A pair of exhibits highlight printmaker Naoko Matsubara's contributions to the form -- and her ties to Pittsburgh. | Community Profile | Pittsburgh | Pittsburgh City Paper

A pair of exhibits highlight printmaker Naoko Matsubara's contributions to the form -- and her ties to Pittsburgh.

A long-haired, girlish-looking self-portrait of Naoko Matsubara greets visitors entering the Carnegie Museum of Art's Scaife Works on Paper Gallery. The affectionate gaze of the Japanese-born, Canadian printmaker is directed not toward visitors, but down the three long galleries displaying an overview of her life's work. Understandably so: Organized by the museum's assistant curator of fine arts, Amanda Zehnder, Matsubara: A Celebration in Pittsburgh is a 60-work, 50-year tribute to the artist.

Born in Kyoto in 1937, the daughter of an eminent Shinto priest, Matsubara began printmaking in 1957 under the tutelage of designer Felice Rix. A member of the Viennese School of Applied Arts, and the wife of Japanese architect Isaburo Ueno, Rix instilled an affinity for unconventional technique, a trait evident in Matsubara works like "Peacock" (1962). The print's vibrantly plumed bird was created by pressing ink-covered leaves to paper.

Another vital period in Matsubara's creative life began with her 1960 Fulbright Fellowship, which brought her to the Carnegie Technical Schools (the forerunner of CMU). She earned her MFA there in 1962. While in Pittsburgh, Matsubara documented Pennsylvania winters, Mount Washington precipices and Westinghouse assembly lines, treating them with the same gravitas she brought to iconic places of worship, like "Chartres" (1963) and "Kenkun Shrine" (1966).

By the mid-1960s, Matsubara was working as a studio assistant to exiled German illustrator Fritz Eichenberg. Echoes of Eichenberg's expressionist style surface in works like "Nishiki Market" (1977), from Matsubara's Kyoto series, where the predominant color is black, grocer signs are painstakingly incised and receding perspective is expressed as a pile-up of vendor stands.

An extension of the Carnegie retrospective -- titled Matsubara: Illuminations and appearing at Chatham University Art Gallery -- features the artist's vibrant watercolor scrolls and original woodblock illustrations, displayed beside the books in which they appear. Through works like Matsubara's 1961 portrait of a sitar-bearing "Ravi Shankar," and the 1965 polychrome "Moon Messengers," curator Sandy Kita connects pictograms in Matsubara's native language to her representational style. Both works balance printed and unprinted space, and Kita, a Chatham senior scholar, contends that words influenced Matsubara's movement toward abstraction.

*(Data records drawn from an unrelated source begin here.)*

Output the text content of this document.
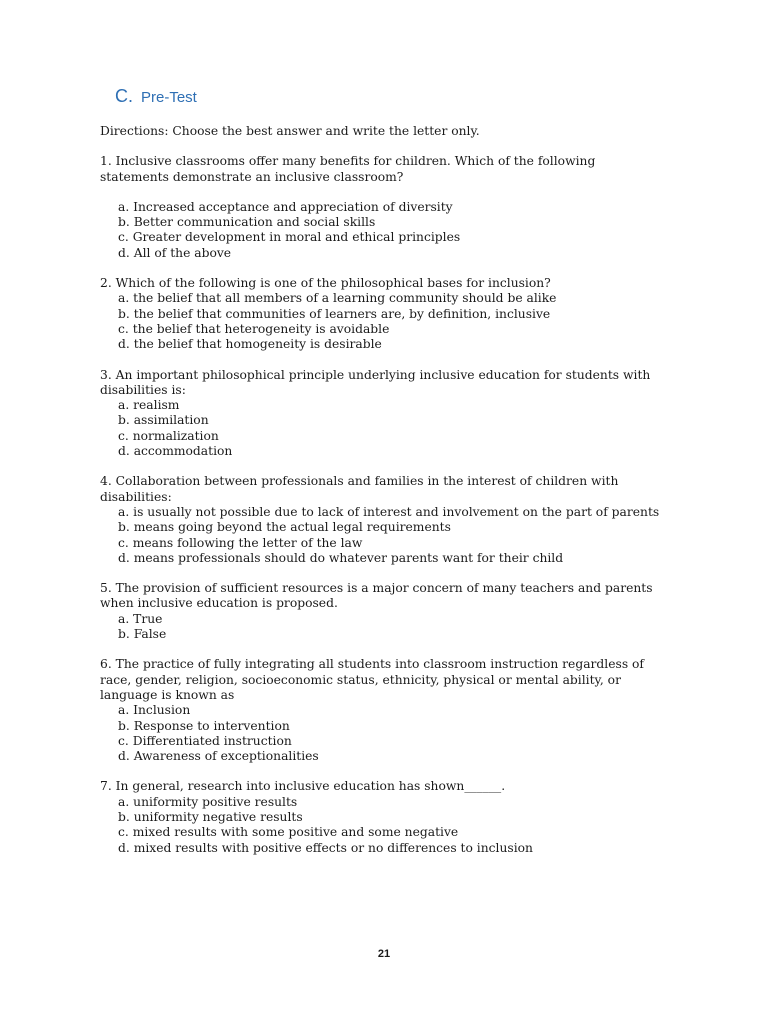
C. Pre-Test

Directions: Choose the best answer and write the letter only.

1. Inclusive classrooms offer many benefits for children. Which of the following statements demonstrate an inclusive classroom?

a. Increased acceptance and appreciation of diversity

b. Better communication and social skills

c. Greater development in moral and ethical principles

d. All of the above

2. Which of the following is one of the philosophical bases for inclusion?

a. the belief that all members of a learning community should be alike

b. the belief that communities of learners are, by definition, inclusive

c. the belief that heterogeneity is avoidable

d. the belief that homogeneity is desirable

3. An important philosophical principle underlying inclusive education for students with disabilities is:

a. realism

b. assimilation

c. normalization

d. accommodation

4. Collaboration between professionals and families in the interest of children with disabilities:

a. is usually not possible due to lack of interest and involvement on the part of parents

b. means going beyond the actual legal requirements

c. means following the letter of the law

d. means professionals should do whatever parents want for their child

5. The provision of sufficient resources is a major concern of many teachers and parents when inclusive education is proposed.

a. True

b. False

6. The practice of fully integrating all students into classroom instruction regardless of race, gender, religion, socioeconomic status, ethnicity, physical or mental ability, or language is known as

a. Inclusion

b. Response to intervention

c. Differentiated instruction

d. Awareness of exceptionalities

7. In general, research into inclusive education has shown______.

a. uniformity positive results

b. uniformity negative results

c. mixed results with some positive and some negative

d. mixed results with positive effects or no differences to inclusion

21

The 1970s and '80s were decades of further experimentation for Matsubara, who began to gravitate toward solid color fields beneath complicated block prints. In "Rain" (1971), part of the Walden-inspired Solitude series and displayed at the Carnegie, a Kelly-green field with diagonal slashes indicating a downpour underlies a large, heavily textured black frog. Matsubara revisits the design in 1987 with "Amagaeru," this time focusing on bold color and abstract contour.

A 1986 trip to Tibet transformed Matsubara's perception of space and color. Her experience gave birth to the 10-year, 27-work Tibetan Sky series. "Ah, Tibet" and "Tibetan Sky, A" (1987) reveal a willingness to explore complex decorative pattern and unusual hue juxtapositions, like red and turquoise, ochre and navy, aqua and white. The series permanently unfetters color in Matsubara's work.

While Matsubara's most recent works appear entirely liberated from figurative obligations, titles anchor them to the representational world. "Summer Garden A" (2007) and "Summer Garden B" (2008) show Matsubara moving toward an aesthetic wedding of Matisse's late-career paper collages and Barnett Newman's laconic color-field paintings.

Composed of many smaller prints, which form larger harmonious assemblages of color and pattern, the resulting works are enormous in scale. They involve both print and collage techniques, and preclude mechanical replication -- as indicated by the "1/1" run-numbering at the lower left corner of each.

A retrospective by such a prolific artist requires incisive curatorial vision. To choose works that best reveal this fundamental aesthetic progression, one must perceive the developmental core that shapes a larger oeuvre. Yet Matsubara is more than a chronological record of stylistic permutations. It is also an illustrated biography: a vivid portrait of a productive career, its related peregrinations and the mind at its helm.

 

Matsubara: A Celebration in Pittsburgh (Carnegie Museum, 4400 Forbes Ave., Oakland; 412-622-3131) and Matsubara: Illuminations (Chatham University Art Gallery, Chatham campus, Shadyside; 412-365-1140). Both continue through June 7.

A pair of exhibits highlight printmaker Naoko Matsubara's contributions to the form -- and her ties to Pittsburgh.
Season in the sun: Naoko Matsubara's "Summer Garden B" (2008).